Thomas Évrard, responsable du pôle santé et prévention des risques à France Télévisions
« De par notre activité, le risque optique nous préoccupe depuis de nombreuses années. Nous nous consacrons aux questions des ROA plus spécifiquement depuis 2013. À l’époque, l’INRS cherchait des entreprises utilisant les nouveaux projecteurs à leds pour mener une étude sur les expositions aux dispositifs d’éclairage scénique et pour réaliser des comparaisons entre différents modèles et fabricants. Nous y avions participé. D’autres études ont suivi. Ce travail nous a amenés à qualifier les projecteurs que nous utilisions et à demander aux fabricants d’être plus précis sur les classes de risque de leurs projecteurs. Et, depuis, c’est un sujet de veille continue car, si les technologies évoluent, les risques sont toujours là et des plaintes sont toujours à envisager. On trouve par exemple de plus en plus de leds dans les décors de plateaux, ce qui élargit le domaine de vigilance. »
« Les directeurs photo ont toujours envie d’avoir le plus de lumière possible, on n’est pas toujours en phase, reconnaît Christian Khalfa. Mais tous ceux qui travaillent régulièrement avec nous savent que désormais il faut limiter les intensités lumineuses en plateau. » Et force est de constater que l’exposition aux leds est une préoccupation quotidienne pour les éclairagistes rencontrés. « Les leds sont plus puissantes que les anciennes ampoules à tungstène par exemple. On a conscience du risque et on fait en sorte d’être le moins exposé possible, de ne pas les regarder directement », confirme Jean-Pierre Stolfo, responsable lumière.

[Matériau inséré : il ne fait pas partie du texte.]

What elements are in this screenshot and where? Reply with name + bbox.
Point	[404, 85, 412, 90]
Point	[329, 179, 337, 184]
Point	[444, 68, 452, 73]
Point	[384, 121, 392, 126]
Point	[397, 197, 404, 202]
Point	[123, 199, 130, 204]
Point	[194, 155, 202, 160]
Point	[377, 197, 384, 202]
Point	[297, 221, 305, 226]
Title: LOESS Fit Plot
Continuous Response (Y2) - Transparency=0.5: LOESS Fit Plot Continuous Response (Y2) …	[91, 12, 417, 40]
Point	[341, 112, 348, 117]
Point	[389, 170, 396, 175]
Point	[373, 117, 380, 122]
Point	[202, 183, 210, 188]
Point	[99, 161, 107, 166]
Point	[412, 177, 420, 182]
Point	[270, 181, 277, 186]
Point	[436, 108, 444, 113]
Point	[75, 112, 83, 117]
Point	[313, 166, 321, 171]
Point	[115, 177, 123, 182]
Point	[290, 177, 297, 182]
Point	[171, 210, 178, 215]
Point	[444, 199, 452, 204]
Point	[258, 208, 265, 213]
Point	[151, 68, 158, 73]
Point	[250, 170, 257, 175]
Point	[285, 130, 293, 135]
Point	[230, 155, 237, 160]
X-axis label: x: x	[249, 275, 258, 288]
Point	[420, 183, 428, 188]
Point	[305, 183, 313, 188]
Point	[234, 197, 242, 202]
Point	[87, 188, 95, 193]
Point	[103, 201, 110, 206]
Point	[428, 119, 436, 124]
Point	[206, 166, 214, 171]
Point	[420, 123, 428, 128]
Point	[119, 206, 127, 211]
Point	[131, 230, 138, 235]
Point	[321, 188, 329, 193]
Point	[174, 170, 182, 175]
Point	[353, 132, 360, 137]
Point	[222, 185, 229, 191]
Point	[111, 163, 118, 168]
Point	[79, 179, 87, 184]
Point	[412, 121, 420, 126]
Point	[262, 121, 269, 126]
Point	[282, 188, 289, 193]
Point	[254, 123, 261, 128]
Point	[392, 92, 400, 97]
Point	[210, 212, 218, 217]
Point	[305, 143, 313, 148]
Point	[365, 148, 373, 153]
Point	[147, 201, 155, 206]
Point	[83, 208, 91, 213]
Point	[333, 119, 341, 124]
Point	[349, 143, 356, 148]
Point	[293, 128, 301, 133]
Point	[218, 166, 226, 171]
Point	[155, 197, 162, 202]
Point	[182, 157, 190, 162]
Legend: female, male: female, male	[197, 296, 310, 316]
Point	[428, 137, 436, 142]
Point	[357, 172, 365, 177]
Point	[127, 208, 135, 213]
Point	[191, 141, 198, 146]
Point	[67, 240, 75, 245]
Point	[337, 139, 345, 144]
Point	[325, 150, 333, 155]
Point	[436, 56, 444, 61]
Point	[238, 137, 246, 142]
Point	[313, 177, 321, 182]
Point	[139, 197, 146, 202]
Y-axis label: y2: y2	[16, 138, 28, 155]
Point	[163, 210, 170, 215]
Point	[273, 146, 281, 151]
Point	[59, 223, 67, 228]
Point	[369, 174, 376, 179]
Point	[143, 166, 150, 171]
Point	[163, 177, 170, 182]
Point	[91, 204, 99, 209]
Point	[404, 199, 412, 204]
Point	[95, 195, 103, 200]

Des mesures de prévention sont mises en œuvre selon le groupe de risque du projecteur : distance d’exploitation, durée d’exposition limitée, etc. Pour réduire les expositions, des consignes sont données afin de favoriser les éclairages indirects, à l’aide de diffuseurs, pour éviter des points d’éblouissement.
Une nouvelle génération de projecteurs
La technologie des leds s’avère toutefois moins nocive pour la santé. C’est le meilleur compromis par rapport aux projecteurs de l’ancienne génération, car elles n’émettent pas d’ultraviolets ni d’infrarouges (lire l’encadré page précédente). Elles exposent donc globalement à moins de risques professionnels. « Néanmoins, notre sensibilité, au fil des années, nous a conduits à chercher à approfondir le sujet auprès des fabricants et nous restons en veille constante, en lien avec l’INRS, complète encore Thomas Évrard. Depuis 2022, à l’occasion de l’achat de nouveaux projecteurs, nous exigeons des prescriptions photobiologiques précises dans les cahiers des charges des éclairages. Les projecteurs que nous utilisons à France Télévisions doivent être qualifiés selon la norme NF EN 62471 “Sécurité photobiologique des lampes et des appareils utilisant des lampes”. Ça n’est pas toujours simple à faire appliquer, tant auprès de nos fournisseurs que de nos acheteurs internes, car cette norme n’est pas obligatoire. »
Et, au-delà du risque optique, les achats privilégient des projecteurs asservis, dont tous les paramètres peuvent être réglés à distance. Ils ne nécessitent plus de la part des éclairagistes d’avoir à intervenir physiquement dessus, ce qui supprime le risque de chute de hauteur et de manutentions répétées.
LES LEDS
Les leds (light emitting diode) sont des diodes électroluminescentes qui ont progressivement remplacé les anciennes générations de lampes incandescentes ou halogènes classiques et les lampes à vapeur de mercure, interdites à la vente, ou encore les tubes fluorescents. Plus efficaces, elles présentent également d’autres avantages : émission négligeable de rayonnement ultraviolet ou infrarouge parasites, pas de risque d’explosion ou de bris de verre, peu de risque de brûlure de contact, taille réduite, possibilité de les allumer et de les éteindre instantanément sans que cela affecte leur durée de vie. En revanche, certaines leds émettent une lumière enrichie en bleu qui présente des effets physiologiques et qui, à des niveaux de luminance élevés, peut affecter la rétine.